INSIGHT: INference-time Sequence Introspection for Generating Help Triggers in Vision-Language-Action Models
Abstract
Recent Vision-Language-Action (VLA) models show strong generalization capabilities, yet they lack introspective mechanisms for anticipating failures and requesting help from a human supervisor. We present INSIGHT, a learning framework for leveraging token-level uncertainty signals to predict when a VLA should request help. Using π0-FAST as the underlying model, we extract per-token entropy, log-probability, and Dirichlet-based estimates of aleatoric and epistemic uncertainty, and train compact transformer classifiers to map these sequences to help triggers. We explore supervision regimes for strong or weak supervision, and extensively compare them across in-distribution and out-of-distribution tasks.
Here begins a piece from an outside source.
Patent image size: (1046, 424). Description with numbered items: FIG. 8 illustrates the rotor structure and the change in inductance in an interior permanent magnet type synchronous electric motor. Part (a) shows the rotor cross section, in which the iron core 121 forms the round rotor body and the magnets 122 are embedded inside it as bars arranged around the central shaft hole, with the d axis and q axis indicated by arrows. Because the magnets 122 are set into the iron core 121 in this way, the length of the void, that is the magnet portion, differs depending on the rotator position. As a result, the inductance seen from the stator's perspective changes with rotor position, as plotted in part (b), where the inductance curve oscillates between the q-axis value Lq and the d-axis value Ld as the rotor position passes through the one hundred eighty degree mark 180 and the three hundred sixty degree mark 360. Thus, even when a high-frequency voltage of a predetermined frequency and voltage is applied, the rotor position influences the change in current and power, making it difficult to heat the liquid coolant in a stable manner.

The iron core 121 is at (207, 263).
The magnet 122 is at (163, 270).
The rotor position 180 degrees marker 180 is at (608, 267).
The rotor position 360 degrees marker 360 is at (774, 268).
Our results show a trade-off: strong labels enable models to capture fine-grained uncertainty dynamics for reliable help detection, while weak labels, though noisier, still support competitive introspection when training and evaluation are aligned, offering a scalable path when dense annotation is impractical. Crucially, we find that modeling the temporal evolution of token-level uncertainty signals with transformers provides far greater predictive power than static sequence-level scores. This study provides the first systematic evaluation of uncertainty-based introspection in VLAs, opening future avenues for active learning and for real-time error mitigation through selective human intervention.